When I was in college (around 2010), I worked with OpenCV and facial detection quite a bit, I always found it very interesting. I wanted to build a recognition platform on top of this, but I quickly determined I was in way over my head...
Neural networks have come a long way since then.
Since moving into our home, I have been trying to find ways of gathering data. Temperatures inside and outside, moisture levels in the garden, todo list data, camera systems with motion detection, etc. I have been doing this in the hope that one day, I can create a neural networks to help with things around the house.
Recently, I have had a breakthrough in this area.
After noticing that I was accidentally storing hundreds of gigabytes of motion detection videos, I realized the treasure this could be!

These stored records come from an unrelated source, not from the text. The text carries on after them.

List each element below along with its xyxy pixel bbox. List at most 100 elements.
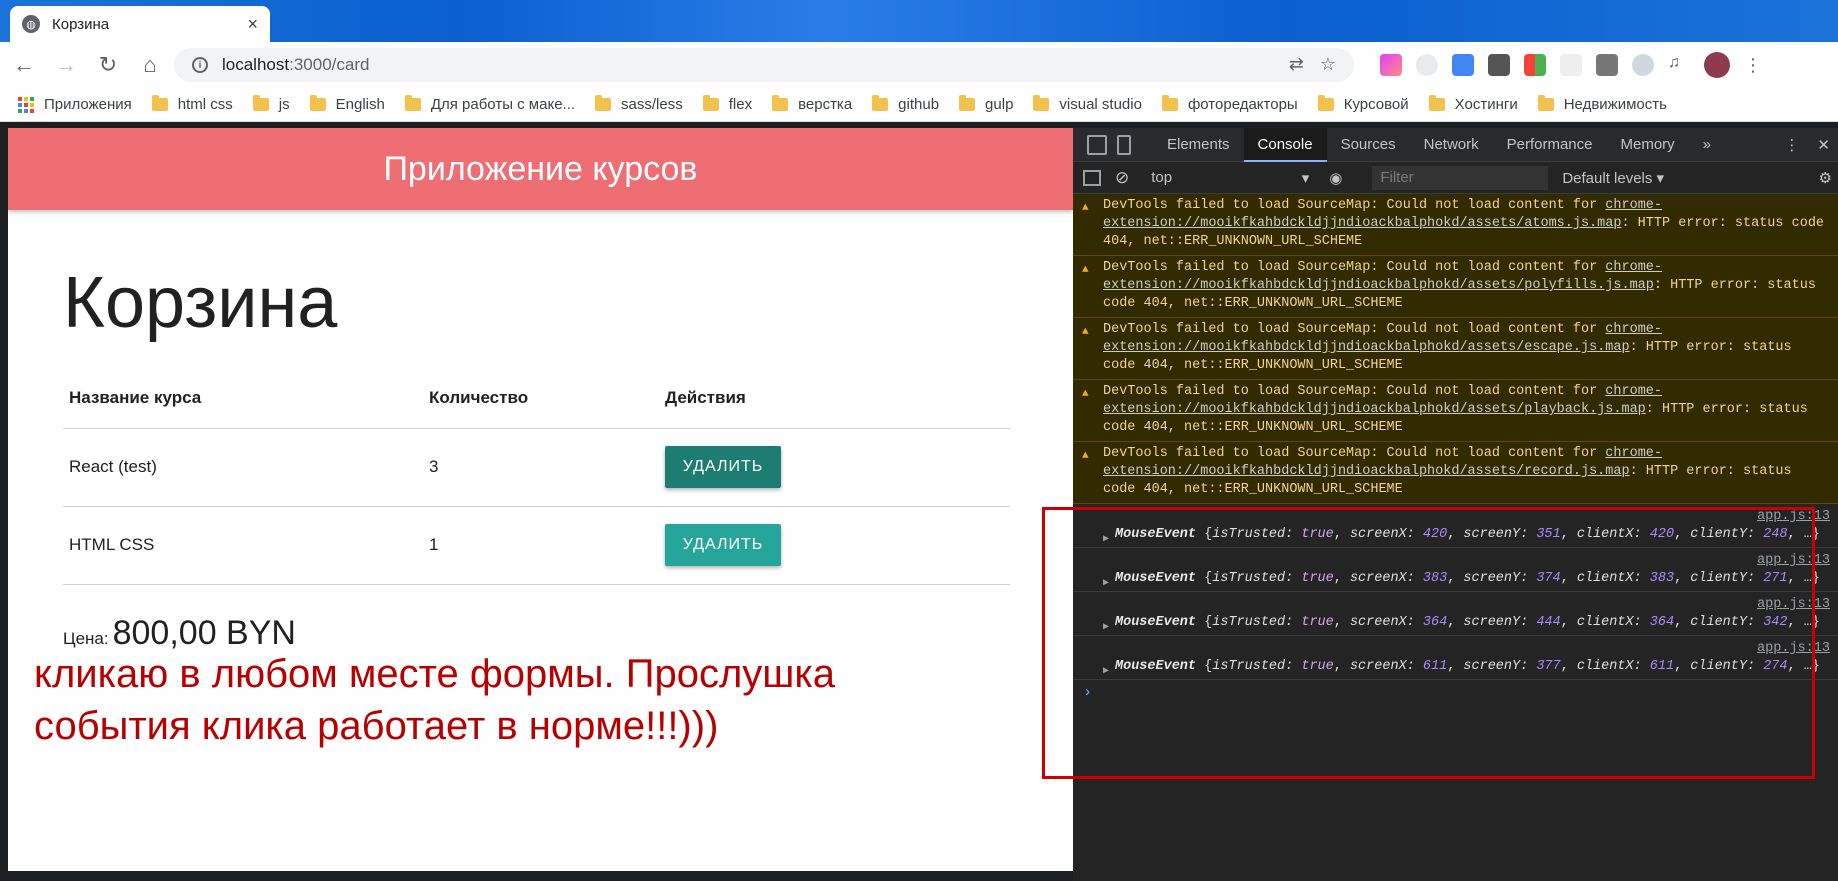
back-icon[interactable]: ← xyxy=(6,47,42,83)
warning-icon: ▲ xyxy=(1082,326,1089,338)
close-devtools-icon[interactable]: ✕ xyxy=(1817,136,1830,154)
bookmark-folder[interactable]: Для работы с маке... xyxy=(404,95,575,113)
info-icon[interactable]: i xyxy=(192,57,208,73)
warning-icon: ▲ xyxy=(1082,264,1089,276)
bookmark-star-icon[interactable]: ☆ xyxy=(1320,54,1336,75)
address-bar[interactable]: i localhost:3000/card ⇄ ☆ xyxy=(174,48,1354,82)
tab-elements[interactable]: Elements xyxy=(1153,128,1244,162)
console-warning: ▲ DevTools failed to load SourceMap: Cou… xyxy=(1073,194,1838,256)
folder-icon xyxy=(151,95,168,111)
bookmark-folder[interactable]: English xyxy=(309,95,385,113)
extension-icon[interactable] xyxy=(1488,54,1510,76)
folder-icon xyxy=(772,95,789,111)
avatar[interactable] xyxy=(1704,52,1730,78)
course-name: React (test) xyxy=(63,428,423,507)
page-title: Корзина xyxy=(63,263,338,343)
forward-icon[interactable]: → xyxy=(48,47,84,83)
table-row: HTML CSS 1 УДАЛИТЬ xyxy=(63,506,1010,585)
column-header: Название курса xyxy=(63,368,423,429)
delete-button[interactable]: УДАЛИТЬ xyxy=(665,524,781,566)
folder-icon xyxy=(595,95,612,111)
bookmark-folder[interactable]: js xyxy=(252,95,290,113)
bookmark-apps[interactable]: Приложения xyxy=(18,96,132,113)
menu-icon[interactable]: ⋮ xyxy=(1744,55,1762,76)
tab-title: Корзина xyxy=(52,15,110,33)
annotation-highlight-box xyxy=(1042,507,1815,779)
folder-icon xyxy=(404,95,421,111)
close-tab-icon[interactable]: × xyxy=(247,14,258,35)
console-warning: ▲ DevTools failed to load SourceMap: Cou… xyxy=(1073,442,1838,504)
folder-icon xyxy=(1161,95,1178,111)
tab-sources[interactable]: Sources xyxy=(1327,128,1410,162)
settings-gear-icon[interactable]: ⚙ xyxy=(1819,169,1832,187)
tab-memory[interactable]: Memory xyxy=(1607,128,1689,162)
bookmark-folder[interactable]: верстка xyxy=(772,95,852,113)
extensions-bar: ♫ ⋮ xyxy=(1380,48,1762,82)
folder-icon xyxy=(702,95,719,111)
title-bar: ◍ Корзина × xyxy=(0,0,1838,42)
brand-logo[interactable]: Приложение курсов xyxy=(383,150,697,189)
bookmark-folder[interactable]: github xyxy=(872,95,939,113)
warning-icon: ▲ xyxy=(1082,450,1089,462)
annotation-text: кликаю в любом месте формы. Прослушка со… xyxy=(34,652,835,748)
cart-table: Название курса Количество Действия React… xyxy=(63,368,1010,585)
extension-icon[interactable] xyxy=(1524,54,1546,76)
inspect-icon[interactable] xyxy=(1087,134,1107,155)
column-header: Действия xyxy=(659,368,1010,429)
folder-icon xyxy=(1537,95,1554,111)
eye-icon[interactable]: ◉ xyxy=(1329,169,1342,187)
price-label: Цена: xyxy=(63,629,109,648)
browser-tab[interactable]: ◍ Корзина × xyxy=(10,6,270,42)
apps-icon xyxy=(18,96,34,113)
bookmark-folder[interactable]: sass/less xyxy=(595,95,683,113)
dropdown-icon: ▾ xyxy=(1301,169,1310,187)
log-levels-dropdown[interactable]: Default levels ▾ xyxy=(1562,169,1664,187)
translate-icon[interactable]: ⇄ xyxy=(1289,54,1304,75)
clear-console-icon[interactable]: ⊘ xyxy=(1115,168,1129,188)
bookmark-folder[interactable]: html css xyxy=(151,95,233,113)
folder-icon xyxy=(1428,95,1445,111)
tab-performance[interactable]: Performance xyxy=(1493,128,1607,162)
filter-input[interactable]: Filter xyxy=(1372,165,1549,190)
extension-icon[interactable] xyxy=(1560,54,1582,76)
browser-toolbar: ← → ↻ ⌂ i localhost:3000/card ⇄ ☆ ♫ ⋮ xyxy=(0,42,1838,88)
bookmark-folder[interactable]: Недвижимость xyxy=(1537,95,1667,113)
folder-icon xyxy=(1317,95,1334,111)
kebab-menu-icon[interactable]: ⋮ xyxy=(1784,136,1799,154)
extension-icon[interactable] xyxy=(1596,54,1618,76)
globe-icon: ◍ xyxy=(22,15,40,33)
sidebar-toggle-icon[interactable] xyxy=(1083,169,1101,186)
media-icon[interactable]: ♫ xyxy=(1668,54,1690,76)
warning-icon: ▲ xyxy=(1082,202,1089,214)
actions-cell: УДАЛИТЬ xyxy=(659,428,1010,507)
console-warning: ▲ DevTools failed to load SourceMap: Cou… xyxy=(1073,318,1838,380)
console-warning: ▲ DevTools failed to load SourceMap: Cou… xyxy=(1073,380,1838,442)
home-icon[interactable]: ⌂ xyxy=(132,47,168,83)
folder-icon xyxy=(309,95,326,111)
device-toolbar-icon[interactable] xyxy=(1117,134,1131,155)
tab-console[interactable]: Console xyxy=(1243,127,1327,162)
bookmark-folder[interactable]: Хостинги xyxy=(1428,95,1518,113)
reload-icon[interactable]: ↻ xyxy=(90,47,126,83)
tab-network[interactable]: Network xyxy=(1410,128,1493,162)
extension-icon[interactable] xyxy=(1632,54,1654,76)
warning-icon: ▲ xyxy=(1082,388,1089,400)
extension-icon[interactable] xyxy=(1452,54,1474,76)
context-selector[interactable]: top ▾ xyxy=(1145,169,1315,187)
delete-button[interactable]: УДАЛИТЬ xyxy=(665,446,781,488)
more-tabs-button[interactable]: » xyxy=(1689,128,1725,162)
bookmark-folder[interactable]: gulp xyxy=(959,95,1013,113)
devtools-tabs: Elements Console Sources Network Perform… xyxy=(1073,127,1838,162)
app-navbar: Приложение курсов xyxy=(8,128,1073,210)
course-quantity: 3 xyxy=(423,428,659,507)
bookmarks-bar: Приложения html css js English Для работ… xyxy=(0,88,1838,122)
bookmark-folder[interactable]: visual studio xyxy=(1033,95,1142,113)
extension-icon[interactable] xyxy=(1416,54,1438,76)
bookmark-folder[interactable]: фоторедакторы xyxy=(1161,95,1298,113)
column-header: Количество xyxy=(423,368,659,429)
price-value: 800,00 BYN xyxy=(112,614,296,652)
extension-icon[interactable] xyxy=(1380,54,1402,76)
bookmark-folder[interactable]: Курсовой xyxy=(1317,95,1409,113)
course-name: HTML CSS xyxy=(63,506,423,585)
bookmark-folder[interactable]: flex xyxy=(702,95,752,113)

Finding the interesting bits
Since I peruse the tech blogs every day, I remembered seeing some new work in the image tagging world. After some searching, I found it again, YOLO. After building this library, downloading a previously trained model, and learning a bit of python, I was labeling objects in my videos!
At first, I naively thought there was no way this could work for my use case. Each tag took around 30 seconds to calculate and I was potentially going to have thousands of frames thrown at this thing.
NO. I went a much simpler route that has bene working well.
Only a few frames
I decided there was no reason to analyze entire videos worth of frames. My motion detection was already doing the hard work for me. I decided to break out ffmpeg and extract a few frames of the detection video.
This greatly simplified my problem. Now all I had to do was tag a few images for each detection video.
I quickly wrote a simple python server that accepted an POST request with an image, and used YOLO to spit out a list of labels. Each which had bounding box data... this was getting exciting.
Tagging
Just for fun, I whipped up a quick react app which allowed me to swipe through all my tagged objects and give them real labels.
Personal Recognition
To be honest, the labels were nice, but those were not what I was after. I wanted to know when my wife walks through the gate, if my dog is barking at the fence, or if a friend comes over. That was my goal.
I went back to a library I had tried before and failed with. ConvNetJS I had remembered he made a demo which could learn to recognize objects from a dataset with 90% accuracy after just a few minutes.
Here is the demo.
I now had a large amount of raw training data, and a potential library to use.
I knew my raw data needed to be cleaned up and normalized for it to run through a network. I kept it simple, I cropped out the detected boundary of the image then used a contain algorithm to resize them to 64x64. In the future I want to also save a horizontal flipped version of the image so I can double my training data.
It took a fews day to figure out ConvNetJS. At first I was only running the data through once per image and expecting it to work 🤦.
I went back to the demo and realized he was throwing random input images at the network and teaching it the correct label, while minimizing the "classification loss". I coded up something very similar, but without the fancy graphs. It was just a terminal app that took all my normalized images and personal labels and trained them randomly over a set amount of iterations.
After tweaking the network training configuration a few times, my training normally takes around 30 mins, and performs quite well.
I now get emails throughout the day of recognized people, dogs, cars, etc.
Still more work to do, but I am very happy with where it is right now.